4. **Output Gate**: Determines what the next hidden state should be, based on the current cell state.

#### **Addressing the Vanishing Gradient Problem**:
The vanishing gradient problem occurs when gradients become extremely small during backpropagation, making it difficult for the network to learn long-term dependencies. LSTMs mitigate this issue through the **cell state** and the careful gating mechanism that allows gradients to flow more easily across time steps.

- The **forget gate** allows LSTMs to retain important information over long sequences, while the **input gate** and **output gate** control the flow of new information.
- The cell state serves as a highway for information, unaffected by the activation functions, which helps preserve gradients across long time horizons.

---

### 5. **Describe the Roles of the Generator and Discriminator in a Generative Adversarial Network (GAN). What Is the Training Objective for Each?**

In a **Generative Adversarial Network (GAN)**, there are two main components: the **generator** and the **discriminator**. These components are trained in opposition to each other, which leads to the generation of highly realistic synthetic data.

#### **Generator**:
- **Role**: The generator creates synthetic data (e.g., images) from random noise. Its goal is to generate data that is indistinguishable from real data.
- **Training Objective**: The generator tries to **fool** the discriminator into classifying fake data as real. It does this by minimizing the **generator loss**, which is based on the discriminator's ability to detect fakes.

#### **Discriminator**:
- **Role**: The discriminator classifies input data as either real or fake, distinguishing between genuine data and data generated by the generator.
- **Training Objective**: The discriminator tries to **correctly classify** real and fake data.
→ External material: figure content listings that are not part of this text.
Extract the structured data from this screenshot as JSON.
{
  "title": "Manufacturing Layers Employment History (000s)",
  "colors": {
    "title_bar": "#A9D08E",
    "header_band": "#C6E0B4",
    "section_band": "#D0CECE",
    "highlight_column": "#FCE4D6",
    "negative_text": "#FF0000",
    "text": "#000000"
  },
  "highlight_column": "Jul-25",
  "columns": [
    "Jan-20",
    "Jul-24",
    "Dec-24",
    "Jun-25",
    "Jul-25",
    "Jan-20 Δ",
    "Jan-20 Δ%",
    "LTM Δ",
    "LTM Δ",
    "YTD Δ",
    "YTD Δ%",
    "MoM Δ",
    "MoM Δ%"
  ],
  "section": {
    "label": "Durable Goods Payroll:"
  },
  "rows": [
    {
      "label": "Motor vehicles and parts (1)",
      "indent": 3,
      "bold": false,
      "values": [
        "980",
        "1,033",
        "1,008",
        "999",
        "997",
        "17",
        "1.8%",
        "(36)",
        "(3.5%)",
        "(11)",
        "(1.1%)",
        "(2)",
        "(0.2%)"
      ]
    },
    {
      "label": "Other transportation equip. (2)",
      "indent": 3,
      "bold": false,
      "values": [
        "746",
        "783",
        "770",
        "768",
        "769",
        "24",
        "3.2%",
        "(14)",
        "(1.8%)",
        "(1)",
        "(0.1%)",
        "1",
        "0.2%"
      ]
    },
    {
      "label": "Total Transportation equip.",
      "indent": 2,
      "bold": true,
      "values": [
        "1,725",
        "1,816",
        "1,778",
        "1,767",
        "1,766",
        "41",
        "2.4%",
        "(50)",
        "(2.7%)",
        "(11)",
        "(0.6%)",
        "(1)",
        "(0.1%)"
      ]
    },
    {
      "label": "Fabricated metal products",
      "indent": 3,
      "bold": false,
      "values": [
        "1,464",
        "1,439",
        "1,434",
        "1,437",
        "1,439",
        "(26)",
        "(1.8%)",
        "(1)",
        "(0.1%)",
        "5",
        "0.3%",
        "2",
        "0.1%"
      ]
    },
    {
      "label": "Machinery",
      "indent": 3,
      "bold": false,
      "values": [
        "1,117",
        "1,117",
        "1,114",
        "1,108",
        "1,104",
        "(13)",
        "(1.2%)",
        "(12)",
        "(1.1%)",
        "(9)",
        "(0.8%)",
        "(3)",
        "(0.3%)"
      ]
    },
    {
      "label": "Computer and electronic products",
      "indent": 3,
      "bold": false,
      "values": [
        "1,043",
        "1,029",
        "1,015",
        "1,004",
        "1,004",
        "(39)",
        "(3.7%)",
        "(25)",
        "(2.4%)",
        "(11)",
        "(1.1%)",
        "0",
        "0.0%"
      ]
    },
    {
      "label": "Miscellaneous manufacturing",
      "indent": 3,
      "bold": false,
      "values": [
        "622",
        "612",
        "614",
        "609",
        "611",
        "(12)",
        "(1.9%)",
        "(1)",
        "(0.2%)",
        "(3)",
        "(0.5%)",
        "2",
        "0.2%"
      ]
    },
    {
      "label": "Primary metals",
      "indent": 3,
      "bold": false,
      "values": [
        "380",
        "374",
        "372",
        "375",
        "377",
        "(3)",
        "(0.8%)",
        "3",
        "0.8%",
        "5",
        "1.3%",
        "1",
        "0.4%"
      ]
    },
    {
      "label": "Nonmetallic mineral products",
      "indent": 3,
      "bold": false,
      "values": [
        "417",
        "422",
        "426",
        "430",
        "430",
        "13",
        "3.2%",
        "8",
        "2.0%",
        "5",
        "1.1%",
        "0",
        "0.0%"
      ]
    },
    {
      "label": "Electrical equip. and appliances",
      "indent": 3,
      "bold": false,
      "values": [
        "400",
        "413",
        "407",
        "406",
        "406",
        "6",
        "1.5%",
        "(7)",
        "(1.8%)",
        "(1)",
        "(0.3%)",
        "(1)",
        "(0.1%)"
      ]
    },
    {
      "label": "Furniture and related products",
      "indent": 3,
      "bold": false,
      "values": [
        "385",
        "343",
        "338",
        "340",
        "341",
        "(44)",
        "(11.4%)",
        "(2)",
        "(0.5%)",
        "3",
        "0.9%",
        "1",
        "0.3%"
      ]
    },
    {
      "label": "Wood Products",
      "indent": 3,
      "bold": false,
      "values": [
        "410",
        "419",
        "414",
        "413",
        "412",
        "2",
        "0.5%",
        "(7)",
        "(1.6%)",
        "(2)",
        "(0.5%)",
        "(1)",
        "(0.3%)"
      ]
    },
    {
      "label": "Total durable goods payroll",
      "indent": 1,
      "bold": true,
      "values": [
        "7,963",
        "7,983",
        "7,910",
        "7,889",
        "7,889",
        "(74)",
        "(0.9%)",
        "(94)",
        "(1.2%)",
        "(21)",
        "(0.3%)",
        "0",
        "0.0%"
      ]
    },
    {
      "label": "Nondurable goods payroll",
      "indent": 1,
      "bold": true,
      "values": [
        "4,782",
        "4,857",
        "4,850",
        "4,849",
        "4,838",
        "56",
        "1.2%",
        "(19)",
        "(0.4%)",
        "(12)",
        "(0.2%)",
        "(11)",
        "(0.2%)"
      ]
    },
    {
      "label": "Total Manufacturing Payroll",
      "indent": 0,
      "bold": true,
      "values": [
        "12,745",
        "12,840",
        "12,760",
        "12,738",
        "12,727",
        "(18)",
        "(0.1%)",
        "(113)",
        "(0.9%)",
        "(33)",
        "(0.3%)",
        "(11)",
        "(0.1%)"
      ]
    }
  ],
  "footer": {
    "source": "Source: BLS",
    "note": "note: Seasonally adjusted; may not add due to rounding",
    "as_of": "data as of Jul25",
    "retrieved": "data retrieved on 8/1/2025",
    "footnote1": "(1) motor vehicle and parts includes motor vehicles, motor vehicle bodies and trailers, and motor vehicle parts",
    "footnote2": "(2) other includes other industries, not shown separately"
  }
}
It minimizes the **discriminator loss**, which measures how accurately it distinguishes between real and fake data.

#### **Training Process**:
- The generator and discriminator are trained together in a two-player **min-max game**, where the generator aims to produce better fake data, and the discriminator aims to become better at distinguishing fake from real data.
- The goal is for the generator to generate data that the discriminator cannot distinguish from real data, leading to the generator producing realistic outputs.